= Wallbook =

A Wallbook is a large printed book that is designed also to be mounted on a wall. For example, its design may be concertina folded so it can be read like a book or hung on a wall.

==Etymology==
The name was coined by Christopher Lloyd (world history author), creator of the 2010 The What on Earth? Wallbook which claims to be the first ever attempt to illustrate the entire history of everything from the Big Bang to the present day on a single timeline.

==Design and contents==
Reviewing the book for the Telegraph's Family Book Club, the writer Christopher Middleton encapsulates the work as a "7-foot, six-inch-long chart, which starts out some four billion years ago, with the explosion that triggered the Earth’s birth, and ends just a matter of months ago, with the election of Barack Obama and the 2008 financial crisis".

The What on Earth? Wallbook is notable for its use of a logarithmic timescale. At the beginning of the timeline 1 cm represents the passage of 1 billion years but by the end of the timeline the same space accounts for just five years. A total of 12 changes of scale accounts for how the whole of the past can be graphically represented on a single piece of paper.

The wallbook’s 1,000 pictures and captions are arranged into 12 streams of colours which provide the backdrops along which the major events of natural and human history unfold. The section, "Space, Earth, Sky, Sea, Land and Humanity" accounts for the story of evolution while Asia, the Middle East, Europe, the Americas, Africa and Australasia convey the rise and fall of human civilisations.

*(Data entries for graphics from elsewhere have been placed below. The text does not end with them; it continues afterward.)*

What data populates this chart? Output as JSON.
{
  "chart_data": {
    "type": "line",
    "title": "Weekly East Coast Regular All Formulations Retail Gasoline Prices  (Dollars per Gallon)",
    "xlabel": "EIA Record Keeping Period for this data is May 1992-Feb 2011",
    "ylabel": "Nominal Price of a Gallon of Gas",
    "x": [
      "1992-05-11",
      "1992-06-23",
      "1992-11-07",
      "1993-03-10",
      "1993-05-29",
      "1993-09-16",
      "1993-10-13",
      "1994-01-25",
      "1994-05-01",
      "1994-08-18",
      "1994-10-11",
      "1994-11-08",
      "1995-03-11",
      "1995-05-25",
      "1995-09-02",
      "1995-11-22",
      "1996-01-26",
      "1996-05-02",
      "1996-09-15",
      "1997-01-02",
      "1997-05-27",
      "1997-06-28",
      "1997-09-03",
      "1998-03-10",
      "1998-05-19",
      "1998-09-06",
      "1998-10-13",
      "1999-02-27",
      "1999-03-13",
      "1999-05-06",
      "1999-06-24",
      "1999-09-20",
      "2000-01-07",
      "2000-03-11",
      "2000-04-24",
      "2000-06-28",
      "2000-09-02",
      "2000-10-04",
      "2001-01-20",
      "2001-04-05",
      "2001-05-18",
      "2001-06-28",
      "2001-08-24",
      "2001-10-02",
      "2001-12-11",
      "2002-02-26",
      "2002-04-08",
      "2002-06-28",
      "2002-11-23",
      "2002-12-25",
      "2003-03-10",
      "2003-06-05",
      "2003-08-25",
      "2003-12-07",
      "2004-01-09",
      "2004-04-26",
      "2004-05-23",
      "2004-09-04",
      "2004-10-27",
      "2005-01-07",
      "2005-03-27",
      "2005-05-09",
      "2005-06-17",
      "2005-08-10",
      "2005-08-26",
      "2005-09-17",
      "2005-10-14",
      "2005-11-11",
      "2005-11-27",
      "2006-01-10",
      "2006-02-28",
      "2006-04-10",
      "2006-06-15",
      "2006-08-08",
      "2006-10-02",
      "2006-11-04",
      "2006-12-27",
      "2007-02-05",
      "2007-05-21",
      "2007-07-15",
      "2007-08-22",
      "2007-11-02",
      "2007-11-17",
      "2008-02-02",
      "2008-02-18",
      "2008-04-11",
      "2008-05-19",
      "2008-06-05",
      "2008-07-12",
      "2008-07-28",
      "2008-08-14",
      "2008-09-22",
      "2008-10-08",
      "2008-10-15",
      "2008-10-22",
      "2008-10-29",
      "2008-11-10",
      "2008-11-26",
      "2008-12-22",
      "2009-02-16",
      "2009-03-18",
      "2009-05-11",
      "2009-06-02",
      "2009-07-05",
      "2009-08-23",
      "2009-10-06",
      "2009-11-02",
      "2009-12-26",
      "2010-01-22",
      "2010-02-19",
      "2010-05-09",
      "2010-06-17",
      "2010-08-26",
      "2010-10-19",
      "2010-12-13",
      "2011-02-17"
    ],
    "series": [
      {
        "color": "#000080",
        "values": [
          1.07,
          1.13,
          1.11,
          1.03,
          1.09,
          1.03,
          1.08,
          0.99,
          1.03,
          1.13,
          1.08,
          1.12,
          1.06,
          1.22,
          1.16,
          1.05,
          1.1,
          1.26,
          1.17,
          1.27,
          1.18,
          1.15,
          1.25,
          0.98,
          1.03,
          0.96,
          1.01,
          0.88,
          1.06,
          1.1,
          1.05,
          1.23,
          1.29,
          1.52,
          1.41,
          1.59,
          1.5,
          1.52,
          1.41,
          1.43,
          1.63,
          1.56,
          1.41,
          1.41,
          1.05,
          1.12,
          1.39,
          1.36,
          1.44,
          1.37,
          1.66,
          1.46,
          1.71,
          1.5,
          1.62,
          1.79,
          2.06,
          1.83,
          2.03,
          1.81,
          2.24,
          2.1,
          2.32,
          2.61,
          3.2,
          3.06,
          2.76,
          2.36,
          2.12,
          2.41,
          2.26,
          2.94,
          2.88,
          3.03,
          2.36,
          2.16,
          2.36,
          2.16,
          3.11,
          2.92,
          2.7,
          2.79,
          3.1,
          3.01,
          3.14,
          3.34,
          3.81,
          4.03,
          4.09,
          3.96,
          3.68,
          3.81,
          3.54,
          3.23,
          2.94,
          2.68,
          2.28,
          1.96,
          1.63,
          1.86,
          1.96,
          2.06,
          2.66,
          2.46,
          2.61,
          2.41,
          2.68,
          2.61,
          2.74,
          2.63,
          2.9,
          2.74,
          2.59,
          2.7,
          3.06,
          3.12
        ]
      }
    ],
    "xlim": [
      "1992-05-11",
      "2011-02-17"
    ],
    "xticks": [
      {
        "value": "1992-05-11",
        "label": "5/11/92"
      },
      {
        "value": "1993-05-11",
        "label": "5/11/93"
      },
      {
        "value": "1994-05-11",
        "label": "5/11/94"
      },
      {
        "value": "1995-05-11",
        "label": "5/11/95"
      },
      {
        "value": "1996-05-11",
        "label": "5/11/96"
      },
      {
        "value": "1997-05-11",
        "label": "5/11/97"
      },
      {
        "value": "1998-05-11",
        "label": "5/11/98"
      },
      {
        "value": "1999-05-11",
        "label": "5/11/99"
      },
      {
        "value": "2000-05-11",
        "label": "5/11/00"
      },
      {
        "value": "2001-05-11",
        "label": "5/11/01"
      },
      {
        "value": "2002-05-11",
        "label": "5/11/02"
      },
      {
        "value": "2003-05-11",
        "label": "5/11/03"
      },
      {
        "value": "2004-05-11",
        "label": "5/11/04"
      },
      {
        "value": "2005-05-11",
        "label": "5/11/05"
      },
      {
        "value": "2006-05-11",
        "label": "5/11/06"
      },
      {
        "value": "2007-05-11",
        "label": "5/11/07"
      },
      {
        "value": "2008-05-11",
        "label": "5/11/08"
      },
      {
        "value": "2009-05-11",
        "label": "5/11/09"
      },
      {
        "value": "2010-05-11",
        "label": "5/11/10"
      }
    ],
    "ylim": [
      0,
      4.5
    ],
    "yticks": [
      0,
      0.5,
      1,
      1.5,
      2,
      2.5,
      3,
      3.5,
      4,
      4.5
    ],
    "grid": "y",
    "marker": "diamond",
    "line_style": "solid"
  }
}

At the top of the timeline is a series of globes that start by showing the movement of the world’s continental plates but later chart the rise and fall of major human empires.

==Distribution==
The What on Earth? Wallbook was launched exclusively through The Daily Telegraph newspaper on Saturday 4 September 2010.

==Nomenclature==
Since the launch of the What on Earth? Wallbook the word wallbook has been defined in Macmillan's Open Dictionary as a new noun meaning: "a large printed book which can be mounted on a wall".